Fratelli d’Italia chiude la porta a un’alleanza col gruppo dell’ultradestra a Bruxelles: “Con Le Pen e Salvini si potrà dialogare, ma non con i filorussi di Afd”

Matteo Salvini continua a insistere sulla necessità di una maggioranza di centrodestra in Europa, che tenga sotto lo stesso ombrello i Popolari europei, i Conservatori, e il suo gruppo, «Identità e democrazia». I Popolari hanno già detto di no, ponendo dei veti su alcuni partiti che fanno parte di Id. E anche tra i Conservatori le reazioni finora sono state freddine. Tanto che per Nicola Procaccini, presidente del gruppo dei Conservatori al Parlamento europeo ed esponente di Fratelli d’Italia, «sarebbe più facile valutare caso per caso».

In altre parole, non allearsi in blocco con il gruppo di Id e con tutti i partiti che lo compongono, ma sceglierne «solo alcuni, come la stessa Lega o il Rassemblement National di Marine Le Pen, con cui è possibile avere un confronto».

Il nodo, spiega Procaccini, è che «dentro “Identità e democrazia” ci sono delegazioni di alcuni Paesi con cui è difficile dialogare». A creare problemi c’è innanzitutto «il tema della difesa ucraina di fronte all’invasione russa, che per noi è identitario, mentre in Id ci sono partiti, come quello tedesco di Alternative fur Deutschland, con un atteggiamento troppo morbido nei confronti di Mosca». Insomma, è un modo diplomatico per dire che con i filorussi non si possono stringere patti.

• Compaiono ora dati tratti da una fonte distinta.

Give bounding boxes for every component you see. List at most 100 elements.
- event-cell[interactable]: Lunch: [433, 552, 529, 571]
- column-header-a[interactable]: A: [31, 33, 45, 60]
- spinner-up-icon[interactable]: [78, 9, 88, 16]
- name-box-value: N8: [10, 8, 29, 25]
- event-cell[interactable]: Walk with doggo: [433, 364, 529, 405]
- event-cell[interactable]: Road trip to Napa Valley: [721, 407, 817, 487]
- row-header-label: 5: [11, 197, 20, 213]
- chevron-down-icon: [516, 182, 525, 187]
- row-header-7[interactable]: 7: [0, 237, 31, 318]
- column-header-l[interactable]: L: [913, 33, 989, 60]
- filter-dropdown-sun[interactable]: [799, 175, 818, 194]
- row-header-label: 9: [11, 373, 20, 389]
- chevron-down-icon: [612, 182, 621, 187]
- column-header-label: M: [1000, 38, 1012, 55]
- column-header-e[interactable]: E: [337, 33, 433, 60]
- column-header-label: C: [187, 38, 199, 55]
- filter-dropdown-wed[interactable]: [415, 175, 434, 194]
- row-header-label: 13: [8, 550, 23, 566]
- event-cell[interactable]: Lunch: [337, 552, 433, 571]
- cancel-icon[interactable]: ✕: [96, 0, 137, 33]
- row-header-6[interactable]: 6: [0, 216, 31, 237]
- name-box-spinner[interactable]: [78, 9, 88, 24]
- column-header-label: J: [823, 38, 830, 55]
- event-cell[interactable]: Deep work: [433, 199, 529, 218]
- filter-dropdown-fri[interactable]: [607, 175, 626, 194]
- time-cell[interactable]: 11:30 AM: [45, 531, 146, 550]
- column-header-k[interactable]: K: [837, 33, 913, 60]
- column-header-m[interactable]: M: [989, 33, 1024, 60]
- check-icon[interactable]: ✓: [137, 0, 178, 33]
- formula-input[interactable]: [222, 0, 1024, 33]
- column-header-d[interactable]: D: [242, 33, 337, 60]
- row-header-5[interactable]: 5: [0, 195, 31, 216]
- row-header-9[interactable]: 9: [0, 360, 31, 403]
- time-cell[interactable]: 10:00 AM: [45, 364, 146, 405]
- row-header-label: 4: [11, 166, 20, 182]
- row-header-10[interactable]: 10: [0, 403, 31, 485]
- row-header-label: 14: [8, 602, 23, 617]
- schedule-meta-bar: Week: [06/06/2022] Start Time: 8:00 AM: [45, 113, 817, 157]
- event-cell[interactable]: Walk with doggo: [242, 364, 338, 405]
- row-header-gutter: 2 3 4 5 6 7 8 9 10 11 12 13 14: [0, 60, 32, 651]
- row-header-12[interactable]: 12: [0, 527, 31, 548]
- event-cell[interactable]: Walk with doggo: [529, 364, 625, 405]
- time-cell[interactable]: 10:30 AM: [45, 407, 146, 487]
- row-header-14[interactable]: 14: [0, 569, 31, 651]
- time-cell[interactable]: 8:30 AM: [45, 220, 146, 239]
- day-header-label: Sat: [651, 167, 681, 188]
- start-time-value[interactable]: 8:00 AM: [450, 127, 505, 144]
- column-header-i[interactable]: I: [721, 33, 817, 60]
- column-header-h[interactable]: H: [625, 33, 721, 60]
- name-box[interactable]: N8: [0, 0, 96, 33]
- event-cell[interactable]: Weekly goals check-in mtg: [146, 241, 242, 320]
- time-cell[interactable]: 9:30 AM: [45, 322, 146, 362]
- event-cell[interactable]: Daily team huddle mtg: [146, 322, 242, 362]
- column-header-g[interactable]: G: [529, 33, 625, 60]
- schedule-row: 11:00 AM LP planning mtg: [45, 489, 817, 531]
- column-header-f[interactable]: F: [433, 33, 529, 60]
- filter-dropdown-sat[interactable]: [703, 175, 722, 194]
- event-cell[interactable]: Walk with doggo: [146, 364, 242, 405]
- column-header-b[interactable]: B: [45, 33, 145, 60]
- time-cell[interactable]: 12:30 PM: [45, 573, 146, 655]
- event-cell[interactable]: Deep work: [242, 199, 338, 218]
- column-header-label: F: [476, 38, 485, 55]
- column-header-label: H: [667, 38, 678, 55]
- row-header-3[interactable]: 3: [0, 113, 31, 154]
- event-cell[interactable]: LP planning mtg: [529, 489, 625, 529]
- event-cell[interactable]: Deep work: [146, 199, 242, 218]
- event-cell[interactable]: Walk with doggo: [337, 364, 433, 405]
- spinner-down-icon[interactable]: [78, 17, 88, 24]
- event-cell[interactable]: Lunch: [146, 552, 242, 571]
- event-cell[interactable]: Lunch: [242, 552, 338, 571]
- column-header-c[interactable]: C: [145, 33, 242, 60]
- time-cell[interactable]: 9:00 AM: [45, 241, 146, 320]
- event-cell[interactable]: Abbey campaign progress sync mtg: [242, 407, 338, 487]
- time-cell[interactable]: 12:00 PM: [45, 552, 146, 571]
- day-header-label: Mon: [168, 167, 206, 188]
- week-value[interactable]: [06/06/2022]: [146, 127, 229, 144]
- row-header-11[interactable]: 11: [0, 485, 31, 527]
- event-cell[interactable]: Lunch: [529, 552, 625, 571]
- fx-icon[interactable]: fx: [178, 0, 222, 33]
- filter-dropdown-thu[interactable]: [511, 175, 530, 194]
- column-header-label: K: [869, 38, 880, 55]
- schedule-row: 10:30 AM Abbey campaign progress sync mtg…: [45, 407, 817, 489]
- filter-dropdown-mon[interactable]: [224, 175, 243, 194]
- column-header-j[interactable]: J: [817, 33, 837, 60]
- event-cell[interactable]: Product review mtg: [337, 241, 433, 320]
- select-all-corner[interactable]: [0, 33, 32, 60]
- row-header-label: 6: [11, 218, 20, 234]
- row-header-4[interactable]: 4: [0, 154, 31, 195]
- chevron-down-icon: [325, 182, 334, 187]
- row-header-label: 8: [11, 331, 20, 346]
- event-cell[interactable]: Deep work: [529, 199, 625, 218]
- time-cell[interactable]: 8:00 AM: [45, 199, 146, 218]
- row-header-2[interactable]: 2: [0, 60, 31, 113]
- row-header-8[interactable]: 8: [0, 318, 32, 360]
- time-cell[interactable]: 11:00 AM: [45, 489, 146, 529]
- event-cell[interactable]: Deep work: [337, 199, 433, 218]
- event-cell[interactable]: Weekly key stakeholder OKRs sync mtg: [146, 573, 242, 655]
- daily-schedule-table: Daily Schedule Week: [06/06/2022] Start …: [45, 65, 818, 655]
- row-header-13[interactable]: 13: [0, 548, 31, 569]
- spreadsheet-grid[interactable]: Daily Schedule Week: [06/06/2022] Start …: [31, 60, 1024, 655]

E d’altronde, la nascita e la crescita di partiti che occhieggiano a Mosca e che in gran parte convergono nella famiglia europea guidata da Salvini, è «una fonte di preoccupazione», come ammette il presidente del gruppo dei Conservatori. Anche se, aggiunge, «al momento mi sembra che la situazione sia sotto controllo. C’è una maggioranza forte, in Europa, di Paesi e partiti schierati in difesa di Kiev».

Procaccini chiede però di non fare di tutta l’erba un fascio. La vicinanza del premier ungherese Viktor Orban a Putin, ad esempio, «non è sul piano ideale, ma fondata su bisogni contingenti: l’Ungheria non può fare a meno del gas e del petrolio russi». E quindi, sostiene, non va considerato un paese nell’orbita di Mosca. Non ancora, almeno. Anche se «l’atteggiamento sbagliato dell’Europa, che sul Pnrr non dà all’Ungheria le risorse che le spettano, rischia proprio di spingere Orban verso la sfera di influenza della Russia o della Cina. E questo è un problema». È un punto, quello ungherese, particolarmente caro ai Conservatori di Giorgia Meloni. Orban è stato infatti espulso dal Partito popolare, ora è in cerca di un gruppo europeo a cui aderire, e a contenderselo ci sono sia i Conservatori che il gruppo di Id. Il premier ungherese aveva già fatto sapere che considerava i Conservatori il suo approdo naturale, ma nel frattempo la diplomazia dei leghisti e quella dei francesi di Le Pen si è mossa negli ultimi mesi per provare a rimettere tutto in bilico. Difficile però che la contesa si risolva a breve.

Lo stesso Procaccini si dice convinto che «molti di questi giochi si chiuderanno dopo le elezioni europee, non prima: quando i numeri si saranno consolidati, ci sarà un rimescolamento delle carte funzionale a evitare l’isolamento a Bruxelles. Questo è un discorso che si lega all’idea di una valutazione caso per caso sulle alleanze con singoli partiti, e che vale per Salvini come per Le Pen. Immagino quindi possano esserci aggregazioni che oggi non ci sono».

Dopodiché, le maggioranze fluide che si costituiscono al Parlamento europeo sono ben diverse dalle maggioranze rigide dei governi nazionali. A Bruxelles una maggioranza politica vera si forma solo al momento della nomina della presidente della Commissione europea da parte dell’Europarlamento. Una volta eletta la nuova presidenza, sostiene Procaccini, «le maggioranze torneranno a essere variabili: su alcuni temi, come l’immigrazione e il green deal, il baricentro si sposterà a destra, mentre su altri temi, come i diritti civili, il punto di equilibrio resterà quello di oggi», più vicino alle posizioni del centrosinistra italiano.